We walked two miles on glacial snow as smooth as carpet. It was getting dark, and to avoid the crevasses dead ahead we moved to our right onto a frozen stream, climbing down little frozen waterfalls like giant stairs. Ned continued to appear tuned in to Craig, racing along down the waterfalls with, or against, him--I couldn’t tell exactly which. What I could tell was that I was growing impatient with my demotion to load-bearing chattel and serfdom. As studies have shown, women are prone to loose motivation in competitive situations, where males tend to thrive. I realized that Ned and Craig bonded through competing, racing against each other, resulting in their private conferences to make decisions while I, on the other hand, was put off by the competition and left out of the decision making. Although I hated to, I knew I needed to confide in Ned so I wouldn’t blow up about it at the wrong time.

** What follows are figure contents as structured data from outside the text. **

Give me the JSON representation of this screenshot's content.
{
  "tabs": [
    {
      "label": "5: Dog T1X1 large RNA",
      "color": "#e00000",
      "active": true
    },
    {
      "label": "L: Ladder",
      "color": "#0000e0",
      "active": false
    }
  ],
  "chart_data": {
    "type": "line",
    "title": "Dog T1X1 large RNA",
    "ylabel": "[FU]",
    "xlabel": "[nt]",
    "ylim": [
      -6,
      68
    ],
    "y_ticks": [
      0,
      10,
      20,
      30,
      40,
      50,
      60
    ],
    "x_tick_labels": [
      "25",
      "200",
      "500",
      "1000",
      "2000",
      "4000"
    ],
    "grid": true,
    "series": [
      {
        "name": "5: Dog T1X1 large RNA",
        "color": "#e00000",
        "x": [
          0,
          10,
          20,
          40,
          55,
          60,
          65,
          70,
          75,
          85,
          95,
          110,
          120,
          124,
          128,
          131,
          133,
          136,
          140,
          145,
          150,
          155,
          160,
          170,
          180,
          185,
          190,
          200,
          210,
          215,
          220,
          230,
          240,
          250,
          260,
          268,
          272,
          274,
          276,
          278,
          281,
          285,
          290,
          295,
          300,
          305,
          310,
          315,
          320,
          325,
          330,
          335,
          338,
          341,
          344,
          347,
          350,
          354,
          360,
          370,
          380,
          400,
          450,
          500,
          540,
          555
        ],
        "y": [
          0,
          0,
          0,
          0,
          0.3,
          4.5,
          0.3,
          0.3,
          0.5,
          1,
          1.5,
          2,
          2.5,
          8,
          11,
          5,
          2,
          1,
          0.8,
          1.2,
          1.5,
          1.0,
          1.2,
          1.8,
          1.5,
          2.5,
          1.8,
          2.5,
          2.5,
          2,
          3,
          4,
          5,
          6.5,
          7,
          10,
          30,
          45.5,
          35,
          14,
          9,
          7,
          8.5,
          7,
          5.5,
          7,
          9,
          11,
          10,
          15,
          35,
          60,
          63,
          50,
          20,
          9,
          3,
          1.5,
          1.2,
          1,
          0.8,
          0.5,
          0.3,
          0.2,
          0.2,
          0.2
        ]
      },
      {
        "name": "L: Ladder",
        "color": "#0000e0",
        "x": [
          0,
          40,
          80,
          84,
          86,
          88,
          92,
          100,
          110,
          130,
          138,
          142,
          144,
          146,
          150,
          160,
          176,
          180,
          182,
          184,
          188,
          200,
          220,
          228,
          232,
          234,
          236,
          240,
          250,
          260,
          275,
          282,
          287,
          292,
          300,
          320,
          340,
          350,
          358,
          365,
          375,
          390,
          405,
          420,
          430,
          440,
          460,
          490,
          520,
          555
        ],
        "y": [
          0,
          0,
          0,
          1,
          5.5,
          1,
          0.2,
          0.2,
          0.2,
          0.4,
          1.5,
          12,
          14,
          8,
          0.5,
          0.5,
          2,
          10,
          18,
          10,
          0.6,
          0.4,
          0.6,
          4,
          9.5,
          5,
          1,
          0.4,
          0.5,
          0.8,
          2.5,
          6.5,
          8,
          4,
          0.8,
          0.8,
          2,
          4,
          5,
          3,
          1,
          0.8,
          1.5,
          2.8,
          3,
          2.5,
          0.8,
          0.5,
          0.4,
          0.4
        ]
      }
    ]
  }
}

I realized my choice to avoid confrontation up to this point could make me seem easily influenced and unconfident. But I didn’t feel unconfident. Women are often considered unconfident because, as some data shows, women are more easily influenced than men. In a reinterpretation of this data, women researchers determined that the women in these studies weren’t unconfident; they just think differently. These women appeared more easily influenced because of their choices to conform for the sake of harmony. The women weren’t necessarily passively influenced by their male counterparts to conform, they were choosing to keep things harmonious, and thus went along with decisions so as not to rock the boat.

I was living it right here on the expedition, a little microcosm of the big world. I had been holding on to my thoughts for the sake of harmony, going with the flow of Ned and Craig’s decisions, but when the time came to speak up I didn’t lack the confidence. I could go with the flow as long as we were safe, but I questioned that.

I called ahead to Ned and we had our little tête-à-tête. He took it well; we ended up hugging with arms too short to wrap around our backpacks, adding a little levity to the scene. An ounce of prevention is truly worth a pound of cure, especially in the microcosm of an expedition.

Ned and I heard Craig’s whistle. He’d found a camp spot and was drawing us in as the darkness wrapped around us in the belly of this wild, desolate valley deep in the frozen Himalayan landscape. I had found the day draining, both physically and mentally, and looked forward to totally decompressing in the comfort of our little two-man tent for three.